In transfer pricing applications, these two rationales are usually not in competition. Comparable companies span a wide range of sizes; the disturbance scales with size; and the underlying intensity (operating profits per unit of revenue) is approximately constant in a percentage sense. Both rationales point to the same regression. The point of separating them is that each can be defended on its own terms, and a reader who understands only one of the two will misread the output.

4. Empirical Illustration

Using historical annual data on five U.S. retailers (167 paired observations of Revenue and Operating Profits drawn from Compustat), the linear-without-intercept fit is

(10)\quad\hat{Y}
=
0.071 \cdot X

with Newey-West t-statistic on the slope of 7.82 and R² = 0.80. The intercept is suppressed by assumption, as specified in the U.S. and OECD guidelines. The double-log fit on the same data is

 (11)\quad\ln \hat{Y}
=
-2.938
+
1.0219 \cdot \ln X

with Newey-West t-statistic on the intercept of −8.62, t-statistic on the slope of 26.04, and R² = 0.90. Back-transforming via (5),

(12)\quad\hat{\alpha}
=
\exp(-2.938)
=
0.0530

and the fitted power function in levels is

(13)\quad\hat{Y}
=
0.0530 \cdot X^{1.0219}

Three observations follow.

  1. The double-log specification fits substantially better (R² rises from 0.80 to 0.90), suggesting that the substantive relationship is closer to a power function than to a proportional line through the origin.
  2. The estimated elasticity β̂ = 1.0219 is very close to 1, indicating that operating profits scale roughly proportionally with revenue — but not exactly so.
  3. The log-scale intercept α̂* = −2.938 is highly informative (t = −8.62). The joint hypothesis (α = 0, β = 1) — which is precisely what the linear-without-intercept model imposes — is rejected by the data. The forced-zero-intercept regression in (10) is a doubly constrained estimator whose constraints the data do not support.
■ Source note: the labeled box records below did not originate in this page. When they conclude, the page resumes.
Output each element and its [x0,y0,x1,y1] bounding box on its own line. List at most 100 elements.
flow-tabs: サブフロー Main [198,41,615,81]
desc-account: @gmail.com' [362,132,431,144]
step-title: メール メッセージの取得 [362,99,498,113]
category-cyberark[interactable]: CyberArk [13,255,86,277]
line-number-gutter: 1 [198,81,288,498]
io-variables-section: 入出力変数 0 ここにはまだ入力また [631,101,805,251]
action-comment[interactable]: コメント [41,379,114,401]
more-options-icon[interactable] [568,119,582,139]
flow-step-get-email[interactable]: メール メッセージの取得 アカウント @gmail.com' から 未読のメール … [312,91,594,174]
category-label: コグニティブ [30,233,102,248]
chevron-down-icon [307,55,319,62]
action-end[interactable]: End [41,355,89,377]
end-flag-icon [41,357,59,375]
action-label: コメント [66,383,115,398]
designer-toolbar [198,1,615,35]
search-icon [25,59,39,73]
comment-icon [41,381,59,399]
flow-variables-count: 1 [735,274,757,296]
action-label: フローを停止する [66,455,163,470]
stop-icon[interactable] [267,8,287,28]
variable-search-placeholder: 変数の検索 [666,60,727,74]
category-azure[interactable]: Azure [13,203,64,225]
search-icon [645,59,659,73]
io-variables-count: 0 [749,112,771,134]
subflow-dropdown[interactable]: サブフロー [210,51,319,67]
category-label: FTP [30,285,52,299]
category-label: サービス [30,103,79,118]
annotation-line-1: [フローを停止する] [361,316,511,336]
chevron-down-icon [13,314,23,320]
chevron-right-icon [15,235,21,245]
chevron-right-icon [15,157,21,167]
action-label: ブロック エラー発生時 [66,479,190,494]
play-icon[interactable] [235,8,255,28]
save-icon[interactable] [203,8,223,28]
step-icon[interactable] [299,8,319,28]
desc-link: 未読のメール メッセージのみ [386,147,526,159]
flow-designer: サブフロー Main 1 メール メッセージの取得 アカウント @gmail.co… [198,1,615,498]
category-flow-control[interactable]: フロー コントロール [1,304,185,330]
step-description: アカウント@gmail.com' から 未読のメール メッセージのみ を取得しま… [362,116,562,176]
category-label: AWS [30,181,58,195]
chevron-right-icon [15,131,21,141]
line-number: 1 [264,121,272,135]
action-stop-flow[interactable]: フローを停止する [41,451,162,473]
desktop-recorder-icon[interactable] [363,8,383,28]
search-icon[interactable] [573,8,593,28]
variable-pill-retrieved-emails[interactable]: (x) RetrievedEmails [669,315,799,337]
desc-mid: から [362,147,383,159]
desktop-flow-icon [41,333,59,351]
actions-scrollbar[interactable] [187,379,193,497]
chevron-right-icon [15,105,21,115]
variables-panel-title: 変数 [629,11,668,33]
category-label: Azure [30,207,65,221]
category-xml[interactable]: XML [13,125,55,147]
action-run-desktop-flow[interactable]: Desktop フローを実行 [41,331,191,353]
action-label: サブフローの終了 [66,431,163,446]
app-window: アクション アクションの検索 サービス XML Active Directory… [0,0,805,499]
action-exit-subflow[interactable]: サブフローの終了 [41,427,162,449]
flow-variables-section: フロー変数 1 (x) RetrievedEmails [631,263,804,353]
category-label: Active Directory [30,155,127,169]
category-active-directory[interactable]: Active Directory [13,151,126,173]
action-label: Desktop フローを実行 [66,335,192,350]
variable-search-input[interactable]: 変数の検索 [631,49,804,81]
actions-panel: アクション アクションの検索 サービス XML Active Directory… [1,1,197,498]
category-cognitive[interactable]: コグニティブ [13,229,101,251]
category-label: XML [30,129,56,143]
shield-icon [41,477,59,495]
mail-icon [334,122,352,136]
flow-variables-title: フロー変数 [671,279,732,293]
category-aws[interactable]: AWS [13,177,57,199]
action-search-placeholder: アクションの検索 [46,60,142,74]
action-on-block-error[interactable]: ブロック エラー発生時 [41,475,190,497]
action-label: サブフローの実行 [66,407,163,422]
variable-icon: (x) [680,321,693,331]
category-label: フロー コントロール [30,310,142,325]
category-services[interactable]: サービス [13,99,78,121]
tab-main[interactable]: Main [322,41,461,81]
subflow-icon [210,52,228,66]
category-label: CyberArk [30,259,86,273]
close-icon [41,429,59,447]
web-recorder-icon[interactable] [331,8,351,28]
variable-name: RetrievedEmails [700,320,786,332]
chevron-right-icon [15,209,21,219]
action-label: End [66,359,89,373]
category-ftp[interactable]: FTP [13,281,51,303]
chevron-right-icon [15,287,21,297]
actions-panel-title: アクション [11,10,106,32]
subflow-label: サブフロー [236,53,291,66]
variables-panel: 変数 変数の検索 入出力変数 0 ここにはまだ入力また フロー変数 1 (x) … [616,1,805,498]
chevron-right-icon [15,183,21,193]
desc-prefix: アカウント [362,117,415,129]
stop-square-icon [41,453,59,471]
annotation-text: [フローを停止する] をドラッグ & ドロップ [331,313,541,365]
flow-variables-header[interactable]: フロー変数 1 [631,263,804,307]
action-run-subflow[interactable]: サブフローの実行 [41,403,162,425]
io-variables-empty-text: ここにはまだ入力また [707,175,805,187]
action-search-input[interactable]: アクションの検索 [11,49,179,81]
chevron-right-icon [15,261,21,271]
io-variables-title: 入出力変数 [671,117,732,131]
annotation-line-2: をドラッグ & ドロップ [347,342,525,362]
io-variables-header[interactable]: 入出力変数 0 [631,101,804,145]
5. Why This Matters for the Operating Margin

The contrived linear model Y = \beta \cdot X places the operating margin m = \frac{Y}{X} at the center of the comparison: it asserts that m is a constant equal to β. But under the more general relationship Y = \alpha + \beta \cdot X, the margin is

(14)\quad m(i)
=
\beta
+
\frac{\alpha}{X(i)}

For α ≠ 0, m is not constant across comparable firms; it varies inversely with size. The implication is that quartiles of the operating margin distribution are biased by α / H, where H is the harmonic mean of X — a separate algebraic point that the EdgarStat blog treats in detail in companion articles on the harmonic mean bias theorem. The double-log regression sidesteps the issue at its root by estimating the elasticity β rather than the margin m.

Takeaway

Two practical conclusions for the transfer pricing practitioner.

First, when reading a double-log regression output, the back-transformation is simply α̂ = exp(intercept) and \hat{Y} = \hat{\alpha} \cdot X^{\hat{\beta}}. The intercept becomes a multiplicative scale; the slope becomes an exponent — and equivalently, an elasticity.

Second, the case for running the regression in logs rests on two independent foundations: the substantive case (the relationship is multiplicative) and the statistical case (the disturbance variance stabilizes in logs). Either alone justifies the specification; in transfer pricing applications, both usually hold simultaneously, which is why the double-log fit so often dominates the linear fit in goodness-of-fit and inference. The linear-without-intercept regression specified by the U.S. and OECD guidelines is the doubly constrained special case of the power function in which both α = 0 and β = 1, and the data, more often than not, reject one or both restrictions.

References

Aitchison, J., and J. A. C. Brown (1957). The Lognormal Distribution. Cambridge University Press.

Box, G. E. P., and D. R. Cox (1964). “An Analysis of Transformations.” Journal of the Royal Statistical Society, Series B, 26(2): 211–252.

Duan, N. (1983). “Smearing Estimate: A Nonparametric Retransformation Method.” Journal of the American Statistical Association, 78(383): 605–610.

Newey, W. K., and K. D. West (1987). “A Simple, Positive Semi-Definite, Heteroskedasticity and Autocorrelation Consistent Covariance Matrix.” Econometrica, 55(3): 703–708.